In his new column in the New York Times, Ben talks about the huge disparity between worker and executive pay. He provides some examples of how the differential has grown over the last forty years and postulates some reasons on why we have allowed this to occur. His reasoning stems from the lack of governance by the board of directors. The members of the board, who are supposed to work for the shareholders, now exist to protect executives from the shareholders. Ben says this is not a result of a free market.
We should be up in arms! Why has there not been a worker revolution? We have not stormed on Washington or the Board Room demanding a fairer system. Why not?
I think it comes down to the “American Dream,” which was basically a myth perpetuated over the last couple of centuries.

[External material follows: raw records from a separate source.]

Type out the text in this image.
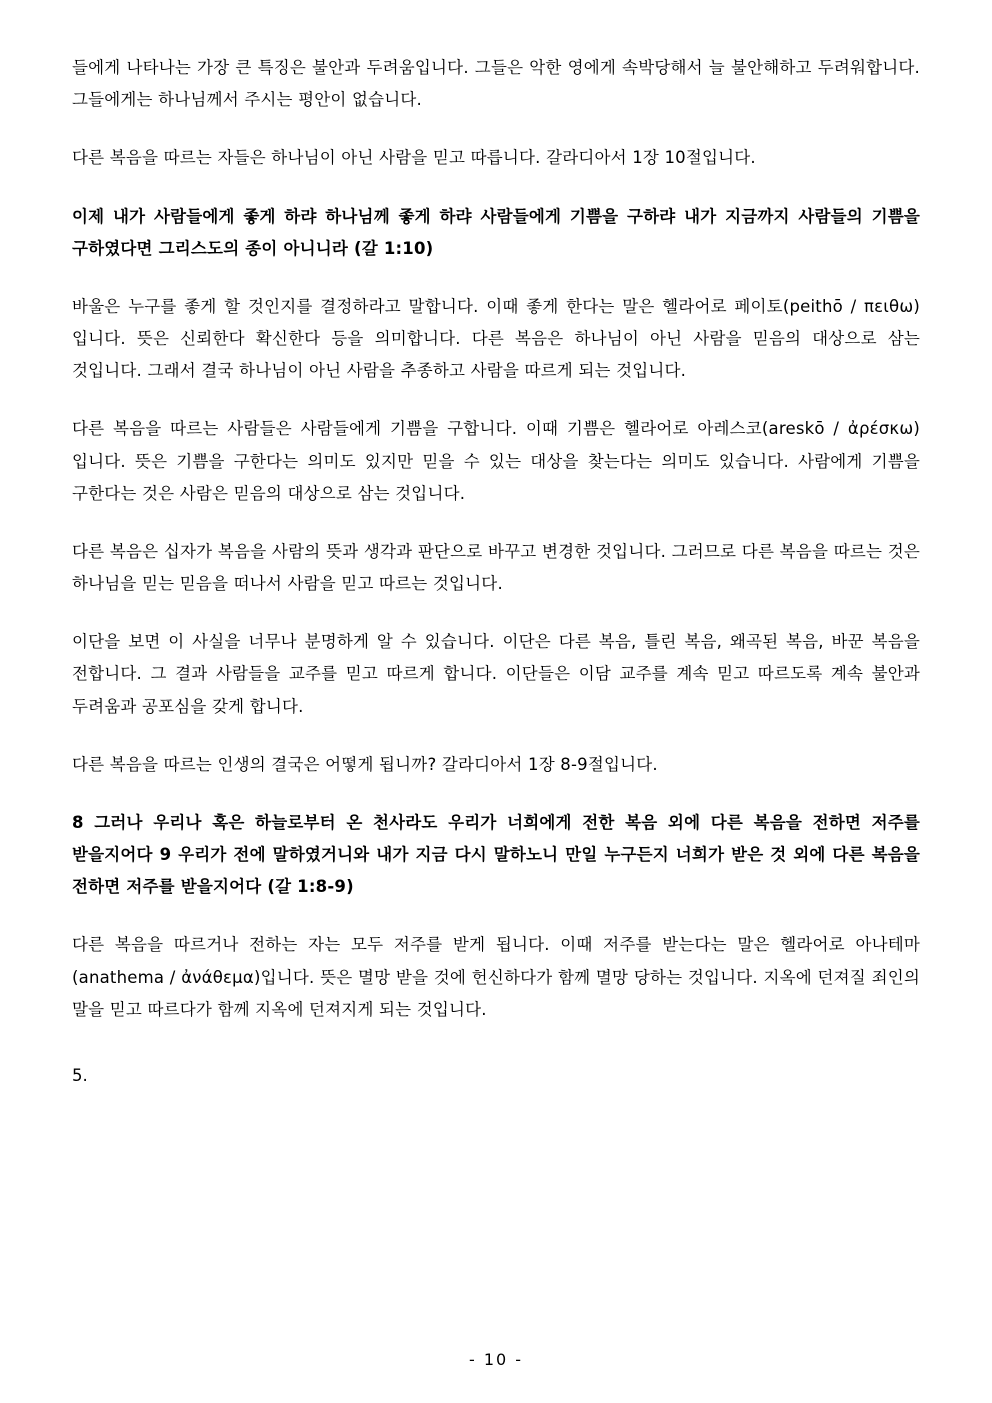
들에게 나타나는 가장 큰 특징은 불안과 두려움입니다. 그들은 악한 영에게 속박당해서 늘 불안해하고 두려워합니다. 그들에게는 하나님께서 주시는 평안이 없습니다.

다른 복음을 따르는 자들은 하나님이 아닌 사람을 믿고 따릅니다. 갈라디아서 1장 10절입니다.

이제 내가 사람들에게 좋게 하랴 하나님께 좋게 하랴 사람들에게 기쁨을 구하랴 내가 지금까지 사람들의 기쁨을 구하였다면 그리스도의 종이 아니니라 (갈 1:10)

바울은 누구를 좋게 할 것인지를 결정하라고 말합니다. 이때 좋게 한다는 말은 헬라어로 페이토(peithō / πειθω)입니다. 뜻은 신뢰한다 확신한다 등을 의미합니다. 다른 복음은 하나님이 아닌 사람을 믿음의 대상으로 삼는 것입니다. 그래서 결국 하나님이 아닌 사람을 추종하고 사람을 따르게 되는 것입니다.

다른 복음을 따르는 사람들은 사람들에게 기쁨을 구합니다. 이때 기쁨은 헬라어로 아레스코(areskō / ἀρέσκω)입니다. 뜻은 기쁨을 구한다는 의미도 있지만 믿을 수 있는 대상을 찾는다는 의미도 있습니다. 사람에게 기쁨을 구한다는 것은 사람은 믿음의 대상으로 삼는 것입니다.

다른 복음은 십자가 복음을 사람의 뜻과 생각과 판단으로 바꾸고 변경한 것입니다. 그러므로 다른 복음을 따르는 것은 하나님을 믿는 믿음을 떠나서 사람을 믿고 따르는 것입니다.

이단을 보면 이 사실을 너무나 분명하게 알 수 있습니다. 이단은 다른 복음, 틀린 복음, 왜곡된 복음, 바꾼 복음을 전합니다. 그 결과 사람들을 교주를 믿고 따르게 합니다. 이단들은 이담 교주를 계속 믿고 따르도록 계속 불안과 두려움과 공포심을 갖게 합니다.

다른 복음을 따르는 인생의 결국은 어떻게 됩니까? 갈라디아서 1장 8-9절입니다.

8 그러나 우리나 혹은 하늘로부터 온 천사라도 우리가 너희에게 전한 복음 외에 다른 복음을 전하면 저주를 받을지어다 9 우리가 전에 말하였거니와 내가 지금 다시 말하노니 만일 누구든지 너희가 받은 것 외에 다른 복음을 전하면 저주를 받을지어다 (갈 1:8-9)

다른 복음을 따르거나 전하는 자는 모두 저주를 받게 됩니다. 이때 저주를 받는다는 말은 헬라어로 아나테마(anathema / ἀνάθεμα)입니다. 뜻은 멸망 받을 것에 헌신하다가 함께 멸망 당하는 것입니다. 지옥에 던져질 죄인의 말을 믿고 따르다가 함께 지옥에 던져지게 되는 것입니다.

5.

- 10 -
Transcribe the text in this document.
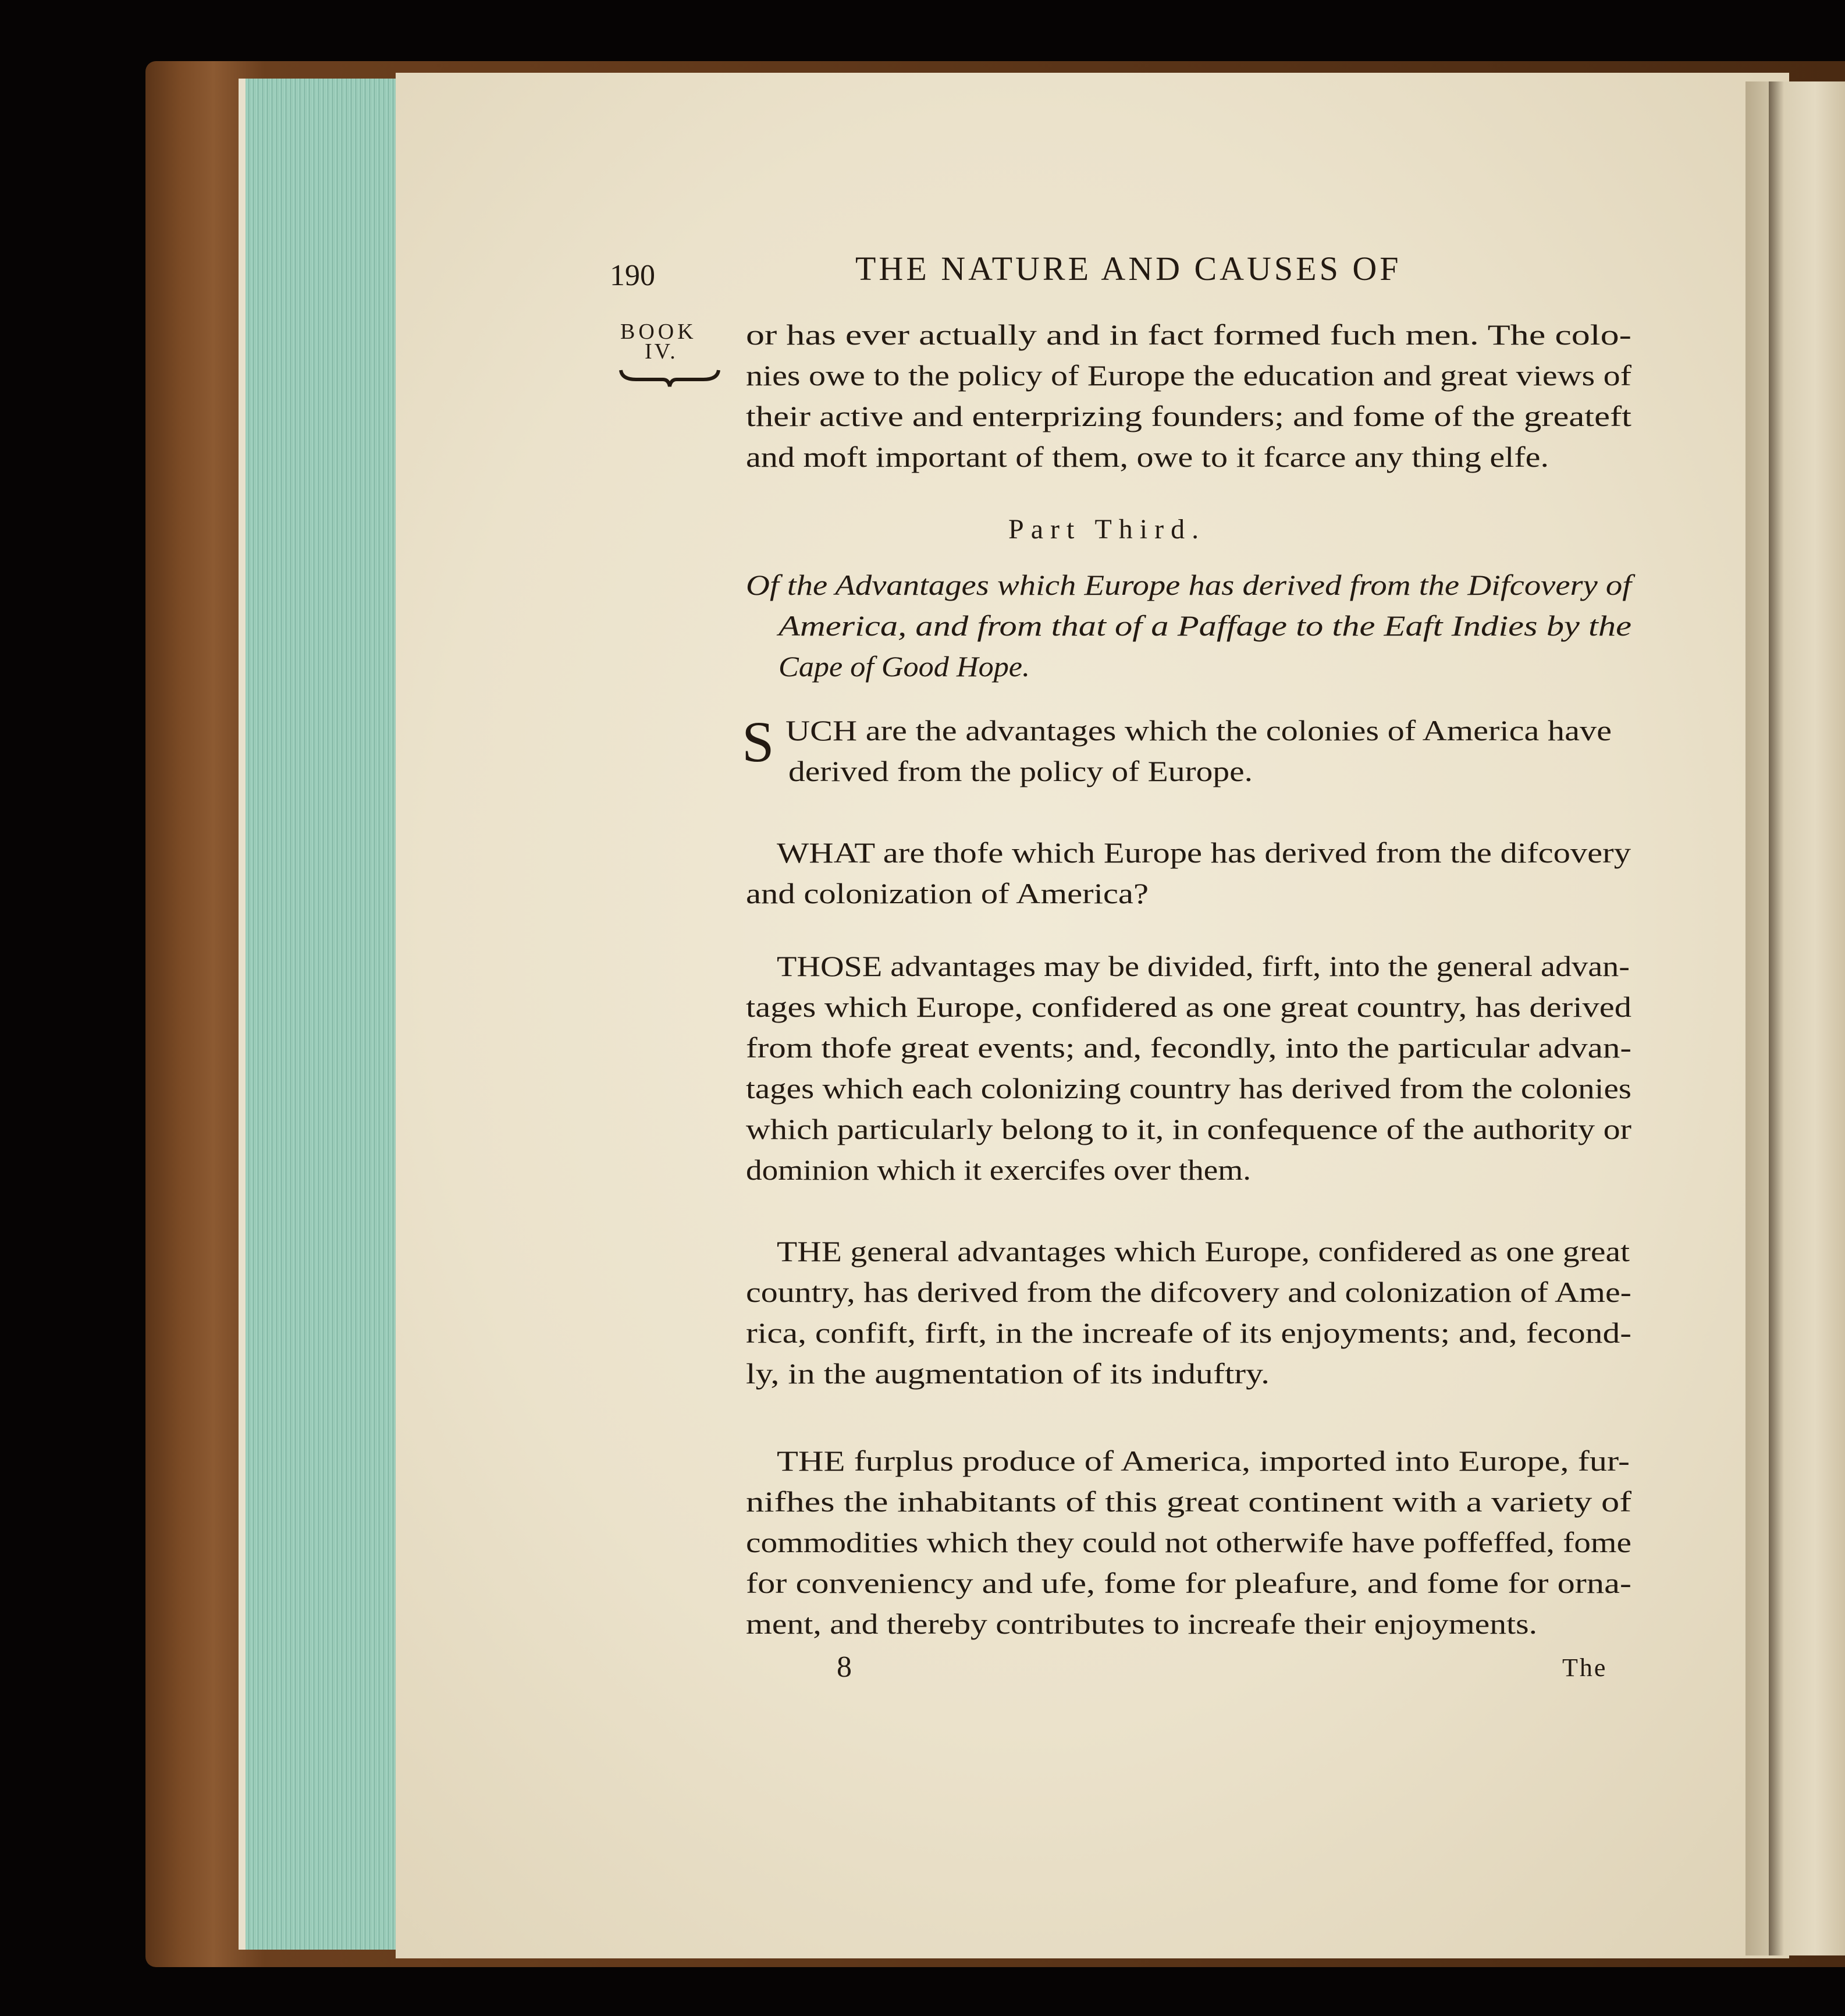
190	THE NATURE AND CAUSES OF
BOOK
IV.
Part Third.
S
or has ever actually and in fact formed fuch men. The colo-
nies owe to the policy of Europe the education and great views of
their active and enterprizing founders; and fome of the greateft
and moft important of them, owe to it fcarce any thing elfe.
Of the Advantages which Europe has derived from the Difcovery of
America, and from that of a Paffage to the Eaft Indies by the
Cape of Good Hope.
UCH are the advantages which the colonies of America have
derived from the policy of Europe.
WHAT are thofe which Europe has derived from the difcovery
and colonization of America?
THOSE advantages may be divided, firft, into the general advan-
tages which Europe, confidered as one great country, has derived
from thofe great events; and, fecondly, into the particular advan-
tages which each colonizing country has derived from the colonies
which particularly belong to it, in confequence of the authority or
dominion which it exercifes over them.
THE general advantages which Europe, confidered as one great
country, has derived from the difcovery and colonization of Ame-
rica, confift, firft, in the increafe of its enjoyments; and, fecond-
ly, in the augmentation of its induftry.
THE furplus produce of America, imported into Europe, fur-
nifhes the inhabitants of this great continent with a variety of
commodities which they could not otherwife have poffeffed, fome
for conveniency and ufe, fome for pleafure, and fome for orna-
ment, and thereby contributes to increafe their enjoyments.
8	The
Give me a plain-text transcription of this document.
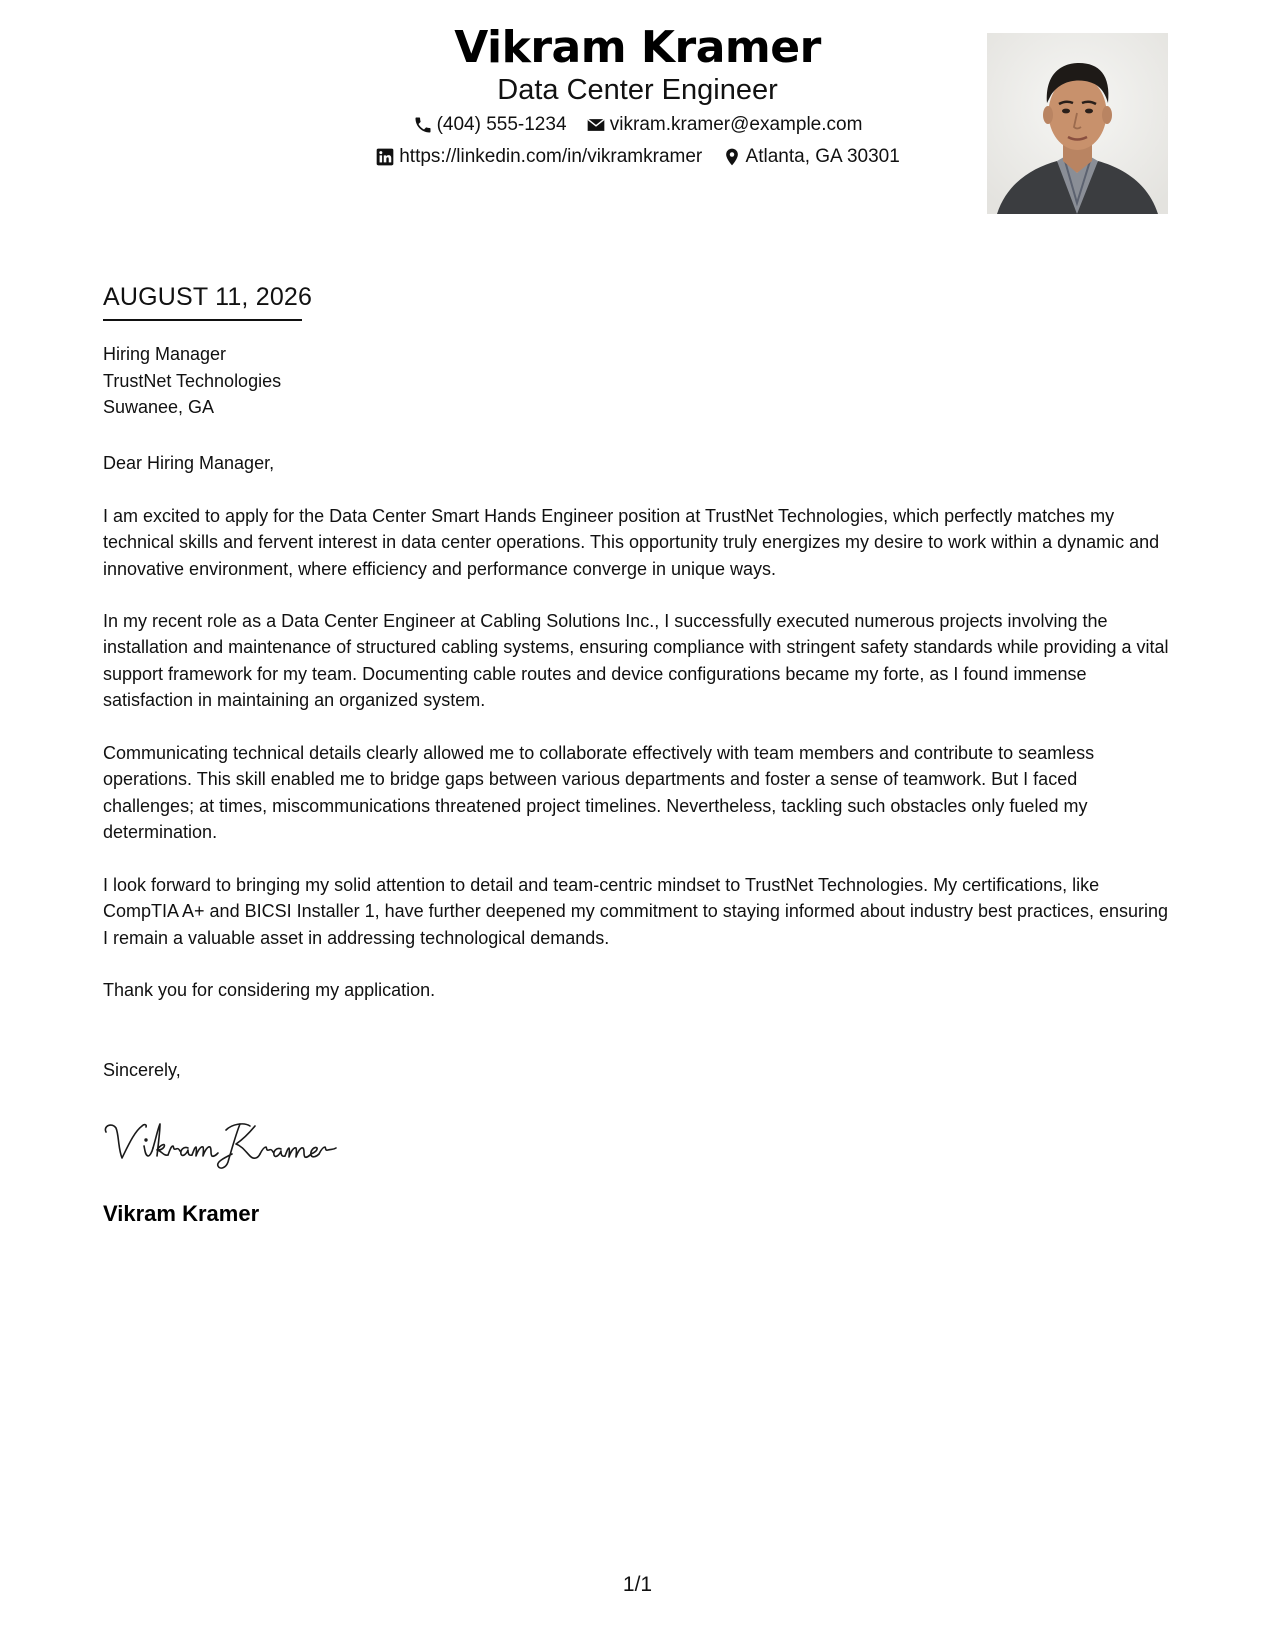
Vikram Kramer
Data Center Engineer
(404) 555-1234
vikram.kramer@example.com
https://linkedin.com/in/vikramkramer
Atlanta, GA 30301
AUGUST 11, 2026
Hiring Manager
TrustNet Technologies
Suwanee, GA
Dear Hiring Manager,

I am excited to apply for the Data Center Smart Hands Engineer position at TrustNet Technologies, which perfectly matches my technical skills and fervent interest in data center operations. This opportunity truly energizes my desire to work within a dynamic and innovative environment, where efficiency and performance converge in unique ways.

In my recent role as a Data Center Engineer at Cabling Solutions Inc., I successfully executed numerous projects involving the installation and maintenance of structured cabling systems, ensuring compliance with stringent safety standards while providing a vital support framework for my team. Documenting cable routes and device configurations became my forte, as I found immense satisfaction in maintaining an organized system.

Communicating technical details clearly allowed me to collaborate effectively with team members and contribute to seamless operations. This skill enabled me to bridge gaps between various departments and foster a sense of teamwork. But I faced challenges; at times, miscommunications threatened project timelines. Nevertheless, tackling such obstacles only fueled my determination.

I look forward to bringing my solid attention to detail and team-centric mindset to TrustNet Technologies. My certifications, like CompTIA A+ and BICSI Installer 1, have further deepened my commitment to staying informed about industry best practices, ensuring I remain a valuable asset in addressing technological demands.

Thank you for considering my application.

Sincerely,
Vikram Kramer
1/1
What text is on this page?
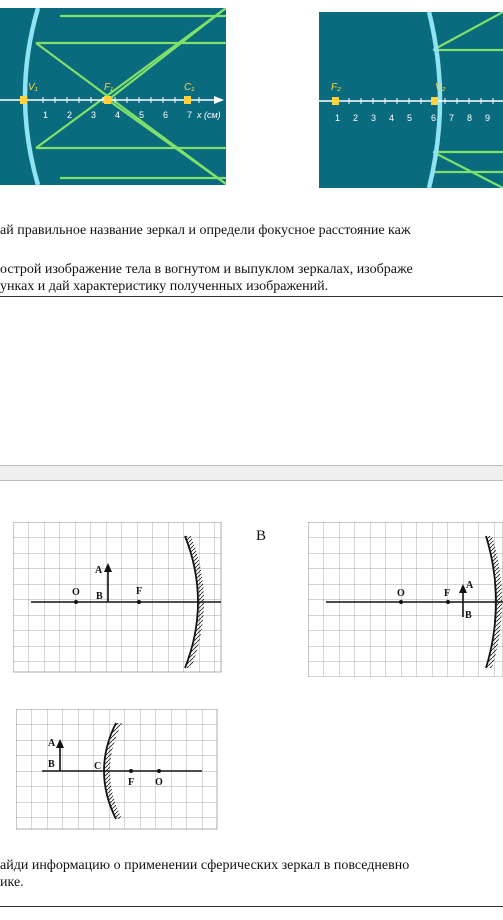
V₁	F₁	C₁
1 2 3 4 5 6 7 x (см)
F₂	V₂
1 2 3 4 5 6 7 8 9
ай правильное название зеркал и определи фокусное расстояние каж
острой изображение тела в вогнутом и выпуклом зеркалах, изображе
унках и дай характеристику полученных изображений.
A
B
O	F
B
O	F
A
B
A
B	C
F O
айди информацию о применении сферических зеркал в повседневно
ике.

The American Dream says that anyone can get rich, anyone can move up in class, anyone can build wealth beyond their wildest dreams. Sure, some do. And those that do are fashioned into “proof” that the American Dream works. (See “anecdotal evidence.”)
Most people will struggle their entire lives to survive or just “get by,” even if the United States is the richest nation in the world. I’m not talking about people who spend as if there were no tomorrow, racking up mounds of debt they plan to leave to their children to deal with. Honest workers, honestly trying to move up through education and networking, will generally remain lower-middle-of-the-road.
We don’t want anything “bad” to happen to the richest in our country because we think we’re going to be there someday. All right, now it’s my turn to get off the soapbox.